Jada Pinkett Smith is asking a federal judge to make Bilaal Salaam pay for the privilege of losing part of his lawsuit against her. Court documents filed this week show the actress and producer is seeking $48,975 in attorney fees from Salaam, a man who describes himself as a former associate of her husband, Will Smith. The request follows a judge’s decision to dismiss significant portions of Salaam’s $3 million emotional distress claim against her.
The legal saga stretches back to the aftermath of one of the most scrutinized moments in recent awards show history. In March 2022, Will Smith walked onto the stage at the Academy Awards and slapped comedian Chris Rock during the live broadcast.
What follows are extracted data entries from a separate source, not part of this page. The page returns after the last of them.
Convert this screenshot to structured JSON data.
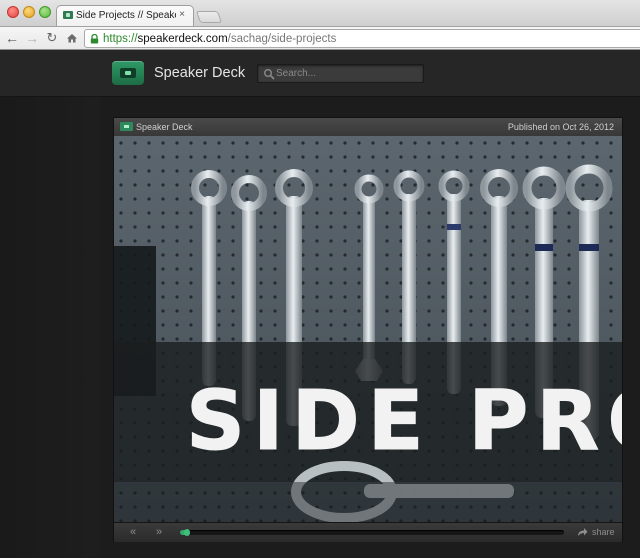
{
  "browser": {
    "tab": {
      "title": "Side Projects // Speaker Deck",
      "close": "×"
    },
    "address": {
      "scheme": "https://",
      "host": "speakerdeck.com",
      "path": "/sachag/side-projects"
    },
    "icons": [
      "back-icon",
      "forward-icon",
      "reload-icon",
      "home-icon",
      "lock-icon"
    ],
    "colors": {
      "scheme_green": "#2c8a2c"
    }
  },
  "header": {
    "site_name": "Speaker Deck",
    "search": {
      "placeholder": "Search...",
      "value": ""
    },
    "colors": {
      "brand_green": "#2e8a5c"
    }
  },
  "player": {
    "brand": "Speaker Deck",
    "published": "Published on Oct 26, 2012",
    "slide": {
      "title_text": "SIDE PROJE"
    },
    "controls": {
      "prev": "«",
      "next": "»",
      "share_label": "share"
    },
    "progress": 0.02
  }
}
The moment set off a media firestorm and, according to subsequent court filings, triggered a chain of events that eventually landed Pinkett Smith in court.
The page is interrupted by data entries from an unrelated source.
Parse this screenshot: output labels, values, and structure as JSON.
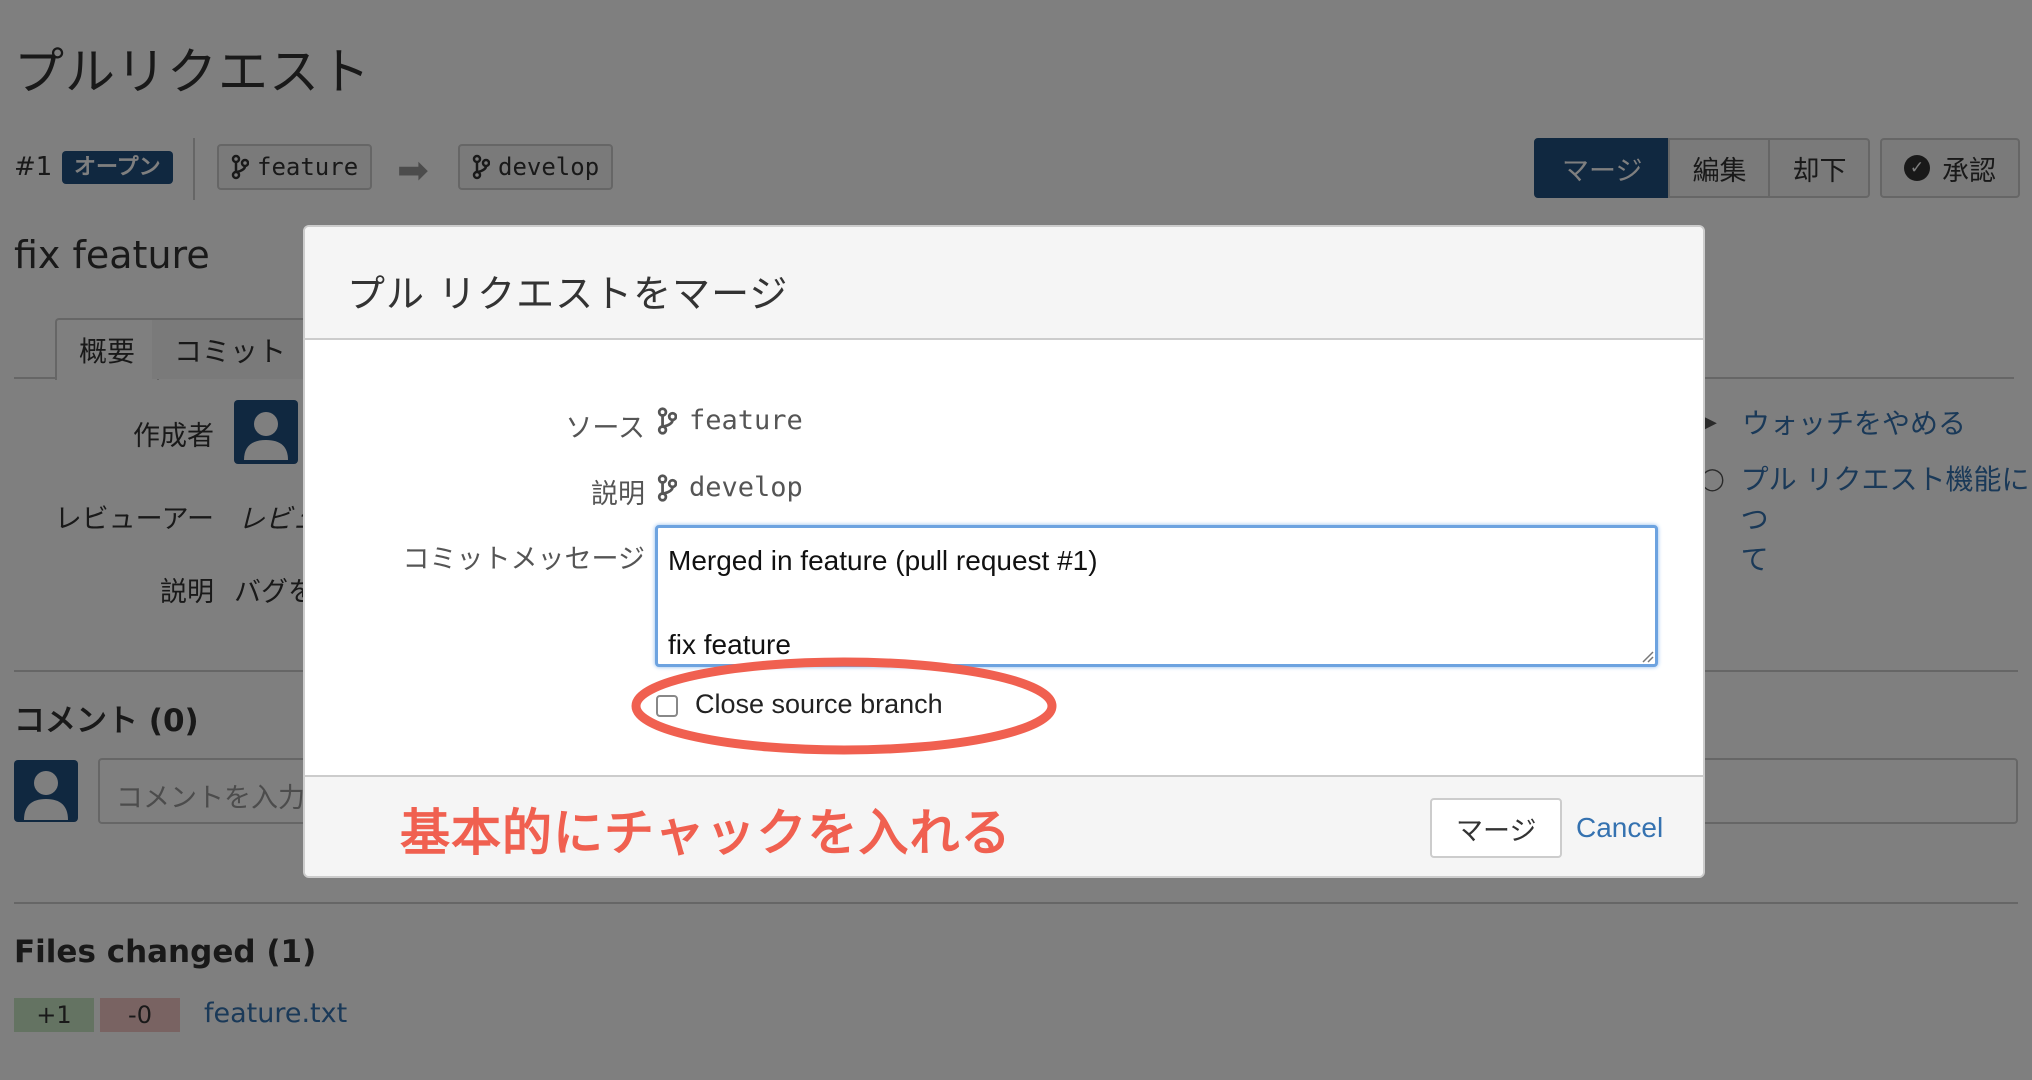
{
  "page": {
    "title": "プルリクエスト",
    "pr_number": "#1",
    "status": "オープン",
    "source_branch": "feature",
    "target_branch": "develop",
    "actions": [
      "マージ",
      "編集",
      "却下"
    ],
    "approve_label": "承認",
    "pr_title": "fix feature",
    "tabs": [
      "概要",
      "コミット"
    ],
    "author_label": "作成者",
    "reviewer_label": "レビューアー",
    "reviewer_value": "レビュ",
    "description_label": "説明",
    "description_value": "バグを",
    "comments_heading": "コメント (0)",
    "comment_placeholder": "コメントを入力",
    "files_heading": "Files changed (1)",
    "added": "+1",
    "removed": "-0",
    "file_name": "feature.txt",
    "side_watch": "ウォッチをやめる",
    "side_about": "プル リクエスト機能につ\nて"
  },
  "dialog": {
    "title": "プル リクエストをマージ",
    "source_label": "ソース",
    "source_branch": "feature",
    "destination_label": "説明",
    "destination_branch": "develop",
    "message_label": "コミットメッセージ",
    "commit_message": "Merged in feature (pull request #1)\n\nfix feature",
    "close_branch_label": "Close source branch",
    "close_branch_checked": false,
    "merge_button": "マージ",
    "cancel_link": "Cancel"
  },
  "annotation": {
    "text": "基本的にチャックを入れる",
    "color": "#f06050"
  },
  "colors": {
    "primary": "#205081",
    "link": "#3572b0"
  }
}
How Salaam entered the picture
Salaam alleged in his original complaint that he had a longstanding personal and professional relationship with the Smith family, and that he was enlisted to help manage the public fallout following the Oscars incident. He described himself as someone trusted by the Smiths during a period of intense scrutiny, brought in specifically to navigate the reputational damage that followed.
The relationship reportedly soured when Salaam began writing a memoir. According to his filings, Pinkett Smith and several people in her orbit made threats once they learned of the book. He claimed those alleged threats caused him serious emotional harm, including the end of a romantic relationship, forced relocation out of the country, and significant weight loss. Those claims formed the emotional core of his $3 million lawsuit.
What the court decided
Pinkett Smith’s legal team pushed back forcefully. Her attorneys argued that Salaam had not produced credible evidence to support his allegations. They further contended his lawsuit was not a genuine legal dispute but a calculated move designed to generate publicity as part of what they described as a sustained campaign of harassment directed at her and Will.
A judge agreed, at least in part, and dismissed several of Salaam’s claims before the case reached trial. That ruling gave Pinkett Smith the opening she needed to pursue what is known as a fee-shifting motion, where the prevailing party asks the court to make the losing side cover their legal costs.
Salaam and the $49K question
Her attorneys are now arguing that because the dismissed claims lacked merit, Salaam should bear the financial burden they created. The $48,975 figure reflects what Pinkett Smith says she spent defending herself against the portions of the case that were thrown out.
The broader lawsuit has not been fully resolved. Other claims between the parties remain active and are still working their way through the legal process. A final judgment has not been entered, meaning this dispute is far from over.
What happens next depends largely on how the court responds to the fee motion. Judges have discretion in these rulings, and the outcome could shape how both sides approach the remaining claims. If the court sides with Pinkett Smith, Salaam would owe her attorneys’ fees on top of whatever costs he continues to accumulate fighting the rest of the case.
Neither Pinkett Smith nor Salaam had issued any public statement about the latest development as of publication. For now, the matter sits with the judge, and both parties wait.